Rama dan Arum duduk bersisian di kasur, pria itu menggulung lengan panjang tersebut dan segera memberikan obat, Rama meniup-niup luka itu.

"Kamu kenapa bisa luka gini, Rum?"

Hati Arum menghangat, Rama sudah tidak dingin lagi padanya. Wanita itu menarik napas sebelum bercerita.

"Tadi aku mampir ke supermarket sebentar untuk beli popok Qila, terus pas mau ke mobil, ada motor yang serempet aku, jadi aku jatuh dan luka," terangnya.

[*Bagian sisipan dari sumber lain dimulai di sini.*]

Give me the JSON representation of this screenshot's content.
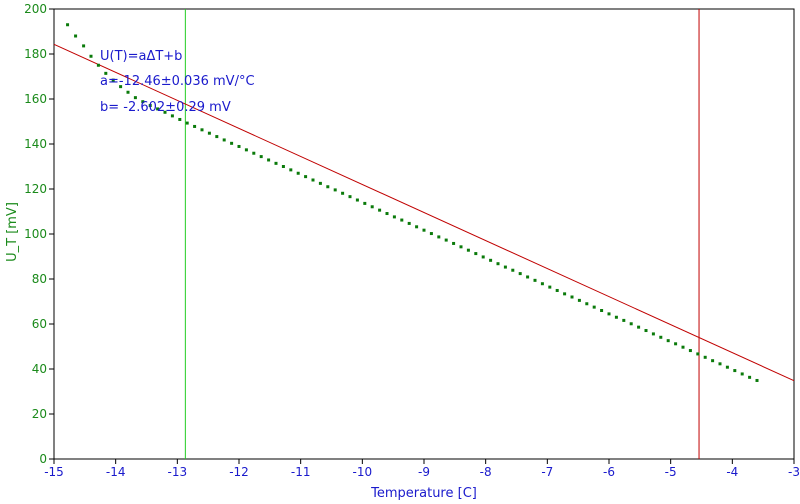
{
  "chart_data": {
    "type": "scatter",
    "title": "",
    "xlabel": "Temperature [C]",
    "ylabel": "U_T [mV]",
    "xlim": [
      -15,
      -3
    ],
    "ylim": [
      0,
      200
    ],
    "xticks": [
      -15,
      -14,
      -13,
      -12,
      -11,
      -10,
      -9,
      -8,
      -7,
      -6,
      -5,
      -4,
      -3
    ],
    "yticks": [
      0,
      20,
      40,
      60,
      80,
      100,
      120,
      140,
      160,
      180,
      200
    ],
    "grid": false,
    "colors": {
      "x_axis": "#1a1acc",
      "y_axis": "#1a8a1a",
      "points": "#0a7a0a",
      "fit_line": "#c00000",
      "cursor_left": "#22cc22",
      "cursor_right": "#c00000",
      "annotation": "#1a1acc"
    },
    "series": [
      {
        "kind": "measured",
        "x": [
          -14.78,
          -14.65,
          -14.52,
          -14.4,
          -14.28,
          -14.16,
          -14.04,
          -13.92,
          -13.8,
          -13.68,
          -13.56,
          -13.44,
          -13.32,
          -13.2,
          -13.08,
          -12.96,
          -12.84,
          -12.72,
          -12.6,
          -12.48,
          -12.36,
          -12.24,
          -12.12,
          -12.0,
          -11.88,
          -11.76,
          -11.64,
          -11.52,
          -11.4,
          -11.28,
          -11.16,
          -11.04,
          -10.92,
          -10.8,
          -10.68,
          -10.56,
          -10.44,
          -10.32,
          -10.2,
          -10.08,
          -9.96,
          -9.84,
          -9.72,
          -9.6,
          -9.48,
          -9.36,
          -9.24,
          -9.12,
          -9.0,
          -8.88,
          -8.76,
          -8.64,
          -8.52,
          -8.4,
          -8.28,
          -8.16,
          -8.04,
          -7.92,
          -7.8,
          -7.68,
          -7.56,
          -7.44,
          -7.32,
          -7.2,
          -7.08,
          -6.96,
          -6.84,
          -6.72,
          -6.6,
          -6.48,
          -6.36,
          -6.24,
          -6.12,
          -6.0,
          -5.88,
          -5.76,
          -5.64,
          -5.52,
          -5.4,
          -5.28,
          -5.16,
          -5.04,
          -4.92,
          -4.8,
          -4.68,
          -4.56,
          -4.44,
          -4.32,
          -4.2,
          -4.08,
          -3.96,
          -3.84,
          -3.72,
          -3.6
        ],
        "y": [
          193.0,
          188.0,
          183.6,
          179.0,
          175.0,
          171.4,
          168.4,
          165.5,
          163.0,
          160.6,
          158.8,
          157.1,
          155.6,
          154.1,
          152.5,
          150.9,
          149.3,
          147.8,
          146.3,
          144.8,
          143.3,
          141.8,
          140.3,
          138.9,
          137.4,
          135.9,
          134.4,
          132.9,
          131.4,
          130.0,
          128.5,
          127.0,
          125.5,
          124.0,
          122.5,
          121.0,
          119.6,
          118.1,
          116.6,
          115.1,
          113.6,
          112.1,
          110.6,
          109.1,
          107.6,
          106.2,
          104.7,
          103.2,
          101.7,
          100.2,
          98.7,
          97.3,
          95.8,
          94.3,
          92.8,
          91.3,
          89.8,
          88.3,
          86.8,
          85.3,
          83.9,
          82.4,
          80.9,
          79.4,
          77.9,
          76.4,
          74.9,
          73.4,
          72.0,
          70.5,
          69.0,
          67.5,
          66.0,
          64.5,
          63.0,
          61.6,
          60.1,
          58.6,
          57.1,
          55.6,
          54.1,
          52.6,
          51.2,
          49.7,
          48.2,
          46.7,
          45.2,
          43.7,
          42.3,
          40.8,
          39.3,
          37.8,
          36.3,
          34.9
        ]
      },
      {
        "kind": "fit",
        "x": [
          -15,
          -3
        ],
        "y": [
          184.3,
          34.8
        ]
      }
    ],
    "cursors": [
      {
        "name": "left",
        "x": -12.87
      },
      {
        "name": "right",
        "x": -4.54
      }
    ],
    "annotations": [
      "U(T)=aΔT+b",
      "a=-12.46±0.036 mV/°C",
      "b= -2.602±0.29 mV"
    ]
  }
}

Rama mengusap wajahnya kasar, pria itu menatap Arum sayu dan menangkup wajahnya.

"Maafin aku, maaf! Aku ga mau dengerin kamu, aku egois, aku ga percayaan sama kamu, Sayang." Setelah mengatakan itu, Rama mencium kening Arum.

Rama kecewa pada dirinya sendiri, dirinya bisa tiada jika Arum terluka sedikitpun. Rama menarik bibirnya dari kening wanita itu dan memeluk Arum.

"Maafin aku, Sayang. Aku sayang kamu istri kecilku."

Arum mengeratkan pelukannya, "aku juga sayang kamu, Mas. Jangan marah lagi ya."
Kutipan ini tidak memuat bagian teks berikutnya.